Updated: March 5, 2026 at 10:06 PM EST
Before making an investment decision, investors should account for Quanex’s business fundamentals and valuation in addition to what happened in the latest quarter.
Quanex’s business quality ultimately falls short of our standards. Although its revenue growth was exceptional over the last five years, it’s expected to deteriorate over the next 12 months and its diminishing returns show management's prior bets haven't worked out. And while the company’s rising cash profitability gives it more optionality, the downside is its declining operating margin shows the business has become less efficient.

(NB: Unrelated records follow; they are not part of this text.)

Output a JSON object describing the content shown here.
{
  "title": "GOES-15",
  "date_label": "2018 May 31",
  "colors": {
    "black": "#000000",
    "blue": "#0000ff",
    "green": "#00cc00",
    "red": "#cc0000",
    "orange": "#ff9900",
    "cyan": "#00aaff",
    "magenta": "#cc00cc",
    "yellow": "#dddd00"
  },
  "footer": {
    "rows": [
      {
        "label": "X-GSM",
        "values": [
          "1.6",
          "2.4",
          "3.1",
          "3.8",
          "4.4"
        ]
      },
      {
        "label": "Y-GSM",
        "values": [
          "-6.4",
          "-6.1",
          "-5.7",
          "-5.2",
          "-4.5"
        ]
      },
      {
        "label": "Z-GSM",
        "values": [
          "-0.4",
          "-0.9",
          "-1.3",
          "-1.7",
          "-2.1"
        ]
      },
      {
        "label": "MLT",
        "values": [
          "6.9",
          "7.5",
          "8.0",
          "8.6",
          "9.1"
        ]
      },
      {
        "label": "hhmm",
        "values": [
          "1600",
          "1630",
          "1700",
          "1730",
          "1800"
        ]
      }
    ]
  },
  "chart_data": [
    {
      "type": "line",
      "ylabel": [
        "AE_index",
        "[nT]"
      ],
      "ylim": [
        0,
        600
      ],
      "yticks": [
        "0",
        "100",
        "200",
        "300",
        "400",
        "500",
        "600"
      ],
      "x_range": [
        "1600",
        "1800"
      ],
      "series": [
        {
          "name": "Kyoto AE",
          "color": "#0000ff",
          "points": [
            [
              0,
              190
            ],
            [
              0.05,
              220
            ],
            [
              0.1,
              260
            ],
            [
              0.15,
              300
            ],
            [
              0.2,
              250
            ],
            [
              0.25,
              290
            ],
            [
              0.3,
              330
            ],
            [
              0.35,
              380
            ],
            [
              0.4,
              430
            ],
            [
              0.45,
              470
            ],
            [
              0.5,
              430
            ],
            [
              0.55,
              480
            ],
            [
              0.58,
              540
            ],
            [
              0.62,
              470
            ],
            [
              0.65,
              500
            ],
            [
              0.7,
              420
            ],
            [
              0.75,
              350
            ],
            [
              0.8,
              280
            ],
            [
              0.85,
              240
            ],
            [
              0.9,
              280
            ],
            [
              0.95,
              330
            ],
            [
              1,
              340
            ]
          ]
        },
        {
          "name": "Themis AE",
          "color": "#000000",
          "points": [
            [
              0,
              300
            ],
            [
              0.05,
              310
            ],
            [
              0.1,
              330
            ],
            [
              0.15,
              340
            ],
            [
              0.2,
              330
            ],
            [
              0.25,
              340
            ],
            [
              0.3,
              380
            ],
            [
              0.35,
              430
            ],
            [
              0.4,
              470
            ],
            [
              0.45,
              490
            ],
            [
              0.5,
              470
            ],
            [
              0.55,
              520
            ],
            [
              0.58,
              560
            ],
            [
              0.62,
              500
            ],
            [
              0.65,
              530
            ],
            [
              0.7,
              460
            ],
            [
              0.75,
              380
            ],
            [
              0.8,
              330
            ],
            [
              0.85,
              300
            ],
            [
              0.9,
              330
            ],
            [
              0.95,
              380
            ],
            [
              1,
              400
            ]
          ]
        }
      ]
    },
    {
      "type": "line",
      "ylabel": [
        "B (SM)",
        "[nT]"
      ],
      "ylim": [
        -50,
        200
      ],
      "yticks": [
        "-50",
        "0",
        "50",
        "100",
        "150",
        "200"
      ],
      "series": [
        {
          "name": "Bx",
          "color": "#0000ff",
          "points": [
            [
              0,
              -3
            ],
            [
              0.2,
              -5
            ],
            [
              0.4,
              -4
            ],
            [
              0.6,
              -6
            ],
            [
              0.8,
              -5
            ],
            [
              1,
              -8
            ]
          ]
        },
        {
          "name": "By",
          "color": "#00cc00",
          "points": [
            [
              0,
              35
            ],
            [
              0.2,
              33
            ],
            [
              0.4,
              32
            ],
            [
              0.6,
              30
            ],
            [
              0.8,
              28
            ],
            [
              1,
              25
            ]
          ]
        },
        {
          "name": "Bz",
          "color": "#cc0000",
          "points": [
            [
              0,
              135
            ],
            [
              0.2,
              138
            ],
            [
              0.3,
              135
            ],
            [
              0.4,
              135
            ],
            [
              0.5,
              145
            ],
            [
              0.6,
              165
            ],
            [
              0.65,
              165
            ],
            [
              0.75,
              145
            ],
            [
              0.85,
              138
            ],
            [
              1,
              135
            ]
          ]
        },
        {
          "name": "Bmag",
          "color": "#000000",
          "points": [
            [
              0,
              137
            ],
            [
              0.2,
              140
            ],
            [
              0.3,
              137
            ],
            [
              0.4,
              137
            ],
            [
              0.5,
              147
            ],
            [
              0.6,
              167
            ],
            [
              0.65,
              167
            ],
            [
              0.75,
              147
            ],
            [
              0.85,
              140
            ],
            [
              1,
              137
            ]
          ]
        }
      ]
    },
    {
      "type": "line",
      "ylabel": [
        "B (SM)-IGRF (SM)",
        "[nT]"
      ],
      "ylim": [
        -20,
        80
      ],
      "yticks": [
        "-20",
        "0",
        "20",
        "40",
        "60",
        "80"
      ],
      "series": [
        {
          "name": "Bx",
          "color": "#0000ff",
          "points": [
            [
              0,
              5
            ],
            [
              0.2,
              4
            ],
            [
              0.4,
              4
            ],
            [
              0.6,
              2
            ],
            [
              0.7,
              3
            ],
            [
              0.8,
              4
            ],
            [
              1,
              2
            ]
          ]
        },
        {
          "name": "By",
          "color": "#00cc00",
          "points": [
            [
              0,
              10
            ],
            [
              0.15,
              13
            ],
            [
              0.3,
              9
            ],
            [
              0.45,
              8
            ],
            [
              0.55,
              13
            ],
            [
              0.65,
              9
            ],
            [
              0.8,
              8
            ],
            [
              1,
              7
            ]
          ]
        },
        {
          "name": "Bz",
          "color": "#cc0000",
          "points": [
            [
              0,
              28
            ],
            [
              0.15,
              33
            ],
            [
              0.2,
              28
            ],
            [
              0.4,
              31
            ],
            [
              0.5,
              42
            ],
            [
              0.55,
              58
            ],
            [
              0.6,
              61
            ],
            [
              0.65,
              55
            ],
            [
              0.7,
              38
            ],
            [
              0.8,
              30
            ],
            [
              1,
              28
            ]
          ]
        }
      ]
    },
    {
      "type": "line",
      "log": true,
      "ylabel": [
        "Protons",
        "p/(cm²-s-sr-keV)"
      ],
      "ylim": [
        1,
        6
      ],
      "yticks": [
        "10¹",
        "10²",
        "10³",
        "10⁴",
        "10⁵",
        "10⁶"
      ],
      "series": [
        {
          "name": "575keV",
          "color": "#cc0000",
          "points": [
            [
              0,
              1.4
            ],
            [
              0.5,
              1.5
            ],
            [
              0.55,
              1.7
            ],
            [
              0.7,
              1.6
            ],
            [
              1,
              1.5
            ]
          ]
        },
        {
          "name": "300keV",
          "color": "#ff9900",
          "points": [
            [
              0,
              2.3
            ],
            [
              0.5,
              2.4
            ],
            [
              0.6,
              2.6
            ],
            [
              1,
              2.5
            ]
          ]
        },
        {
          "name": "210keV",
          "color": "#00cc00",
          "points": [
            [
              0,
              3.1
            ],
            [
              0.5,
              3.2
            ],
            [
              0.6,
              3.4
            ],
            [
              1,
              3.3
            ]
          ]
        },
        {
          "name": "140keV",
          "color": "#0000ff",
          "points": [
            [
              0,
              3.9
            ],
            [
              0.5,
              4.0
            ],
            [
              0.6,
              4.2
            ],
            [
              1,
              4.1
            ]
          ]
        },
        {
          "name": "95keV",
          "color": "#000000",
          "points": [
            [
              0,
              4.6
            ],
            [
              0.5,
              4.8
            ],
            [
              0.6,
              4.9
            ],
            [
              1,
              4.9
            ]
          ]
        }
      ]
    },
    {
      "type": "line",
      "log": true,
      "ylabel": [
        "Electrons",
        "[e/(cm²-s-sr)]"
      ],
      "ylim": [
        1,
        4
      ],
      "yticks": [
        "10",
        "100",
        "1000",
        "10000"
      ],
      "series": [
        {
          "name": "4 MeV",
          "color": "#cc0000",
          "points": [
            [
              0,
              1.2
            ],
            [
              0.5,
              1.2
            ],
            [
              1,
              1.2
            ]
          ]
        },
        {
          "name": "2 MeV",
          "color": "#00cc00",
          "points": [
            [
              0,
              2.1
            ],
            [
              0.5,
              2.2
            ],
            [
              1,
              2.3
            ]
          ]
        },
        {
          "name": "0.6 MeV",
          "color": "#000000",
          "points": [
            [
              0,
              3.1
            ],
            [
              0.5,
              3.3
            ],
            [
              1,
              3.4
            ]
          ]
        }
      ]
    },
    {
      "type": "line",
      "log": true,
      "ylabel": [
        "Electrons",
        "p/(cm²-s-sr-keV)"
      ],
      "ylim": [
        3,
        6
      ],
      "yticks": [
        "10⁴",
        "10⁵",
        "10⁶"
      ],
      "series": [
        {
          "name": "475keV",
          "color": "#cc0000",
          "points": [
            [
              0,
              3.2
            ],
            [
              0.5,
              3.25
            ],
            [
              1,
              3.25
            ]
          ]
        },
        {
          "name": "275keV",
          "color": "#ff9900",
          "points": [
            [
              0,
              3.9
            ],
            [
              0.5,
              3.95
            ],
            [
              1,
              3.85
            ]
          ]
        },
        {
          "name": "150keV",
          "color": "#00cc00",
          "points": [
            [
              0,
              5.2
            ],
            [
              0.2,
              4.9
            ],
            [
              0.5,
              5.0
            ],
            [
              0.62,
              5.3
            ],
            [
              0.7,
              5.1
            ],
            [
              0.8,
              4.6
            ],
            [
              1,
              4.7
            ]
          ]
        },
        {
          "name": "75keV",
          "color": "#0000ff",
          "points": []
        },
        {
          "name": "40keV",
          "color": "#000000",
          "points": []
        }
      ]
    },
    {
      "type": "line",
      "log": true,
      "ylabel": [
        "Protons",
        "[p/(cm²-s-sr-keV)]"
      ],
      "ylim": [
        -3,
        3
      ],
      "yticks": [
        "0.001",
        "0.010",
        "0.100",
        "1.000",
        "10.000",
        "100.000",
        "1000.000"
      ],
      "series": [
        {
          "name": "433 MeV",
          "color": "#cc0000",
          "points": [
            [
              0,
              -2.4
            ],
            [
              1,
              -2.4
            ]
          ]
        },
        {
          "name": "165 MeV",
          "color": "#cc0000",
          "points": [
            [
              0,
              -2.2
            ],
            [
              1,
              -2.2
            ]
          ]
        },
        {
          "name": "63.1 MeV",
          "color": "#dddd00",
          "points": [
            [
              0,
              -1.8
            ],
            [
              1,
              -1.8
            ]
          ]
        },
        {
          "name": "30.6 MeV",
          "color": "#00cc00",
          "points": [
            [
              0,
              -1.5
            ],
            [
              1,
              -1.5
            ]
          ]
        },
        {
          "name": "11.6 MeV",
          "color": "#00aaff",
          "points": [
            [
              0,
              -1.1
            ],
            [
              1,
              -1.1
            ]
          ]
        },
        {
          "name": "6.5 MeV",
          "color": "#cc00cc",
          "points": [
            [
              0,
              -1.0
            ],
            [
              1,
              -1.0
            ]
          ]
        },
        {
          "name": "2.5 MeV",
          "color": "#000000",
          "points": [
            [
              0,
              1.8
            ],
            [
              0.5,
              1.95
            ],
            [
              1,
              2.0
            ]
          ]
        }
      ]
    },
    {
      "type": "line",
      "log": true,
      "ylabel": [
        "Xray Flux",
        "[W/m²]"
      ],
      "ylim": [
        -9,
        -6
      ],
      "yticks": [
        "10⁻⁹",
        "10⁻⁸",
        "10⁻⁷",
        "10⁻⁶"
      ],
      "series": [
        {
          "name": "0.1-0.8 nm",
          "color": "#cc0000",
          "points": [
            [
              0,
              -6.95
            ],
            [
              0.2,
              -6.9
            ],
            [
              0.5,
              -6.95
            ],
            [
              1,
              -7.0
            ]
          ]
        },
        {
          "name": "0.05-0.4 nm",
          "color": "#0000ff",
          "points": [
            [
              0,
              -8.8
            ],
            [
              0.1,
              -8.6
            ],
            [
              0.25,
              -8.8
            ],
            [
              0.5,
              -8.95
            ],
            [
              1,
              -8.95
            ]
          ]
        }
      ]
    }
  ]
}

Quanex’s P/E ratio based on the next 12 months is 9.1x. While this valuation is optically cheap, the potential downside is big given its shaky fundamentals. We're fairly confident there are better stocks to buy right now.
Wall Street analysts have a consensus one-year price target of $28 on the company (compared to the current share price of $19.48).
Although the price target is bullish, readers should exercise caution because analysts tend to be overly optimistic. The firms they work for, often big banks, have relationships with companies that extend into fundraising, M&A advisory, and other rewarding business lines. As a result, they typically hesitate to say bad things for fear they will lose out. We at StockStory do not suffer from such conflicts of interest, so we’ll always tell it like it is.